Francis D. [email protected]

Thank you for the quick answer. I will be a little more precise.

I would like to forward https requests to different backend server based
on
the hostname header, e.g. https://machine1.domain.com should be
forwarded to
https://10.0.0.1 and https://machine2.domain.com to https://10.0.0.2.

You mentioned something like a tcp port forwarder. Is this tcp port
forwarding part of the NGINX configuration or something outside NGINX?

Posted at Nginx Forum:

On 2 January 2013 21:14, zuger [email protected] wrote:

Thank you for the quick answer. I will be a little more precise.

I would like to forward https requests to different backend server based on
the hostname header, e.g. https://machine1.domain.com should be forwarded to
https://10.0.0.1 and https://machine2.domain.com to https://10.0.0.2.

You can’t do this HTTP-level routing inside nginx without allowing
nginx to terminate the SSL connection, which would require the
certificates to be available to nginx at startup/reload.

Have a read of NameBasedSSLVHosts - HTTPD - Apache Software Foundation for a
decent discussion of the generic (HTTPd-agnostic) possibilities and
problems.

You mentioned something like a tcp port forwarder.
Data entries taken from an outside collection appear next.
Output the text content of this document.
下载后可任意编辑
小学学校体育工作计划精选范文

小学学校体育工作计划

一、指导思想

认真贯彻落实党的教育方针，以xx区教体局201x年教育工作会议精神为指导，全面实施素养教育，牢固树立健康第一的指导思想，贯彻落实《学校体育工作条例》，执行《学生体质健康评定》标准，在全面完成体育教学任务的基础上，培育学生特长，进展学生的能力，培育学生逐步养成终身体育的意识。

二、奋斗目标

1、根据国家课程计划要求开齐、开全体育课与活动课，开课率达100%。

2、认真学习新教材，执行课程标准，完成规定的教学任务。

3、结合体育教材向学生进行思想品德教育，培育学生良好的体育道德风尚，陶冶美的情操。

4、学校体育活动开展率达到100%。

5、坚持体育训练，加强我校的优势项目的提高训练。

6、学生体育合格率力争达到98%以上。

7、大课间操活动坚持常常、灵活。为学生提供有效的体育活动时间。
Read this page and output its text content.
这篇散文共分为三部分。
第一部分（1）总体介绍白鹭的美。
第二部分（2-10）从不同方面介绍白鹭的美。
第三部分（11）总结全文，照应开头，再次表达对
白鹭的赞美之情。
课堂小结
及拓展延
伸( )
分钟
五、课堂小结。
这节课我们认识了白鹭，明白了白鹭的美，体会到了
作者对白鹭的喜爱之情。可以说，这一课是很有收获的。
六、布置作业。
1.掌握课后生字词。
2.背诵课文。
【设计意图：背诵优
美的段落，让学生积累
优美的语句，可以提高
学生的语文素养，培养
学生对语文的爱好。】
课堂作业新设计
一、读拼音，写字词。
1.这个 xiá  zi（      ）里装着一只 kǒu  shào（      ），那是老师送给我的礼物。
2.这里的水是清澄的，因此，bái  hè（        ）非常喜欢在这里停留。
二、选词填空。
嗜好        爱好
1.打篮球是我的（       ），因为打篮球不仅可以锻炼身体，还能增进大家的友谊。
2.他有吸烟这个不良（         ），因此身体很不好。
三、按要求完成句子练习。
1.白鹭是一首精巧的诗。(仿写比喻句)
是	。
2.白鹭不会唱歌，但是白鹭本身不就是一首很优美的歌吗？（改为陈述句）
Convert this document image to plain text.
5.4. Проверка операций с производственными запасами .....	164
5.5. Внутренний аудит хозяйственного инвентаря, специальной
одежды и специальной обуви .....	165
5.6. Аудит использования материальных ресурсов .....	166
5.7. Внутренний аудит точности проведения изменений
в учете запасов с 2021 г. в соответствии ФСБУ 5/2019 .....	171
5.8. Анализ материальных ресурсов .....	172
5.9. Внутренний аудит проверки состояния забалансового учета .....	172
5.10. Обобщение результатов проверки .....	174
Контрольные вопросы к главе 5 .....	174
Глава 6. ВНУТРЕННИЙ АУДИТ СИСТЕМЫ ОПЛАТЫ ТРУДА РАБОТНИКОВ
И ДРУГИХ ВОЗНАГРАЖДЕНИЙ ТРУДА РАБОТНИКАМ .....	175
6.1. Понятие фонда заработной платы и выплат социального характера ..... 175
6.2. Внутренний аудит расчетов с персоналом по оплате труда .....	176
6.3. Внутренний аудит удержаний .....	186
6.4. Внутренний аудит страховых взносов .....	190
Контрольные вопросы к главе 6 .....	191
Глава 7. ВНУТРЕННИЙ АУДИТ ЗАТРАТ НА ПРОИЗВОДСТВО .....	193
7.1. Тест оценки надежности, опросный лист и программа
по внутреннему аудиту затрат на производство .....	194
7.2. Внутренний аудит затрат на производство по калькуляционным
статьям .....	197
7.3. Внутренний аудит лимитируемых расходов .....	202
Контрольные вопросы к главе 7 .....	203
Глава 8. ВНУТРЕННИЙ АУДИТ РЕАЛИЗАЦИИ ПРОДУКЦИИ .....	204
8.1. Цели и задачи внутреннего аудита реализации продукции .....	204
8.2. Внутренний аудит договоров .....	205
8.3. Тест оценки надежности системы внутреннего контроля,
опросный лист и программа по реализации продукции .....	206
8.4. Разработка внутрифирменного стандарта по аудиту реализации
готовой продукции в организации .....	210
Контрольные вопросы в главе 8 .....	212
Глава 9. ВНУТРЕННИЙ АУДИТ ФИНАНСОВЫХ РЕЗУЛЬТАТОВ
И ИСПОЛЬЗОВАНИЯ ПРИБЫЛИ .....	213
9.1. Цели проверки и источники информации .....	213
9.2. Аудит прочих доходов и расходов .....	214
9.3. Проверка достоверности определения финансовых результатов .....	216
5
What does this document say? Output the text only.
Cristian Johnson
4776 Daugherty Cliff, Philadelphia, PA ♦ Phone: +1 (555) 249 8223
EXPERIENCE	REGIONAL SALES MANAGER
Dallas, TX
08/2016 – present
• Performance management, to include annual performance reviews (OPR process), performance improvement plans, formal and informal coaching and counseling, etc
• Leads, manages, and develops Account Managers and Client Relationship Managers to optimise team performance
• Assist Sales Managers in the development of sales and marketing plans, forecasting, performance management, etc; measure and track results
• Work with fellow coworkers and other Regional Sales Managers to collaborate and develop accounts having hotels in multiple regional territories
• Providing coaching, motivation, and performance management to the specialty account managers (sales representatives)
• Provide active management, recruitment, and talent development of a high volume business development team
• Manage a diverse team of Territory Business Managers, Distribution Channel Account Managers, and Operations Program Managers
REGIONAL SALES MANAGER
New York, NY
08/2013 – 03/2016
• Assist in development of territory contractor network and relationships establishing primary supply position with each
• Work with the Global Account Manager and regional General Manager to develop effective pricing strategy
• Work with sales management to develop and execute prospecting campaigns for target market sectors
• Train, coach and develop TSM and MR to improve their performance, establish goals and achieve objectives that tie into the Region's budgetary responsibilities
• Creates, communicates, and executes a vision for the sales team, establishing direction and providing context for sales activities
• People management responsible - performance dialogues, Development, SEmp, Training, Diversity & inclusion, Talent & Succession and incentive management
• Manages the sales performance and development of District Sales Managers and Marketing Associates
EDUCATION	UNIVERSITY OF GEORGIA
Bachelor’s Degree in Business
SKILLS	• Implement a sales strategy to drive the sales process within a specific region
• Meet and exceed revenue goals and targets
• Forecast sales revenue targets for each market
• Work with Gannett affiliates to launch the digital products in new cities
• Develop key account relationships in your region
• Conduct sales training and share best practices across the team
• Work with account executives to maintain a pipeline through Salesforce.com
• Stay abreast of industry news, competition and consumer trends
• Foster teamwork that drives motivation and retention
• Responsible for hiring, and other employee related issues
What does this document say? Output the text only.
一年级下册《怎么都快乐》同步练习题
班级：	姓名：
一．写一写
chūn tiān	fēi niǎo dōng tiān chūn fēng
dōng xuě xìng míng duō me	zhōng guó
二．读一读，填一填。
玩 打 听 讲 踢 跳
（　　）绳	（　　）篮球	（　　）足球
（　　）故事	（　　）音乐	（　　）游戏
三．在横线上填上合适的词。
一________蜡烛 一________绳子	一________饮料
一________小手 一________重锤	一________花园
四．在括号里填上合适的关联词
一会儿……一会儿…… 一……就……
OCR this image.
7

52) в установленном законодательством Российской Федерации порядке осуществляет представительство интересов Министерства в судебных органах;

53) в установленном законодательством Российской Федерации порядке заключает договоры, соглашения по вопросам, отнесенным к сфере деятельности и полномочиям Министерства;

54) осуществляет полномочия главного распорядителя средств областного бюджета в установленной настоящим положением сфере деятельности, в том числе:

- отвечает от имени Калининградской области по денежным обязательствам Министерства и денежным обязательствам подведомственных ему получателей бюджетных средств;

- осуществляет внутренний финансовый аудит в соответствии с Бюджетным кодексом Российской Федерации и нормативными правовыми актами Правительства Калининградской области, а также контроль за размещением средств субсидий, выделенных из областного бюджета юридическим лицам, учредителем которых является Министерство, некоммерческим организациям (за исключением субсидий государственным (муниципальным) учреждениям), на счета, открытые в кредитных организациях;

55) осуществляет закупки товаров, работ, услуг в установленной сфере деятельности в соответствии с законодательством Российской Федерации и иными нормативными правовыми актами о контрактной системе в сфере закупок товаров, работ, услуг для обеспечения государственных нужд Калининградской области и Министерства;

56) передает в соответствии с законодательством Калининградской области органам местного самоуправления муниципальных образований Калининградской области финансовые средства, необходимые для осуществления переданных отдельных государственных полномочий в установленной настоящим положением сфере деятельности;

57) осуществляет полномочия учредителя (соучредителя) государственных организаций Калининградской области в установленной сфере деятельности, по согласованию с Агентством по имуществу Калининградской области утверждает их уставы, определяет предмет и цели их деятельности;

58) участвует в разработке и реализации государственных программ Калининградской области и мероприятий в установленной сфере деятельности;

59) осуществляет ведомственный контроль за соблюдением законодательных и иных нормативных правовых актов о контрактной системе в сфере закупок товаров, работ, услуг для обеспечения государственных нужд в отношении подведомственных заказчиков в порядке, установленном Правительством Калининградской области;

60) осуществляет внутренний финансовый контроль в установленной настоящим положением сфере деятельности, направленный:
Is this tcp port
forwarding part of the NGINX configuration or something outside NGINX?

I would personally use HAProxy in TCP mode for this purpose, however
there’s a non-trivial operational/PCI-DSS/code problem that crops up
when you don’t terminate your SSL at network edge: you lose
visibility of the client’s IP address at the point at which you do
terminate the SSL. You lose this visibility regardless of any
X-Forwarded-For headers you might use. The HAProxy “PROXY” protocol is
a possible fix for this, but it’s not yet available in a stable
release of HAProxy.

Basically, terminate your SSL at the edge. Or get people who
understand your problem/app domain, SSL, and security to design a
solution for you.

Cheers,
Jonathan

Jonathan M. // Oxford, London, UK
http://www.jpluscplusm.com/contact.html

On 2 January 2013 22:12, zuger [email protected] wrote:

Thank you Jonathan.

Your explanations were very helpful and the link to “NameBasedSSLVHosts”
also.

Glad it helped, Zuger.

I will now evaluate the two scenarios. Teminate SSL in NGINX and forward
http to the backend servers or use HAProxy.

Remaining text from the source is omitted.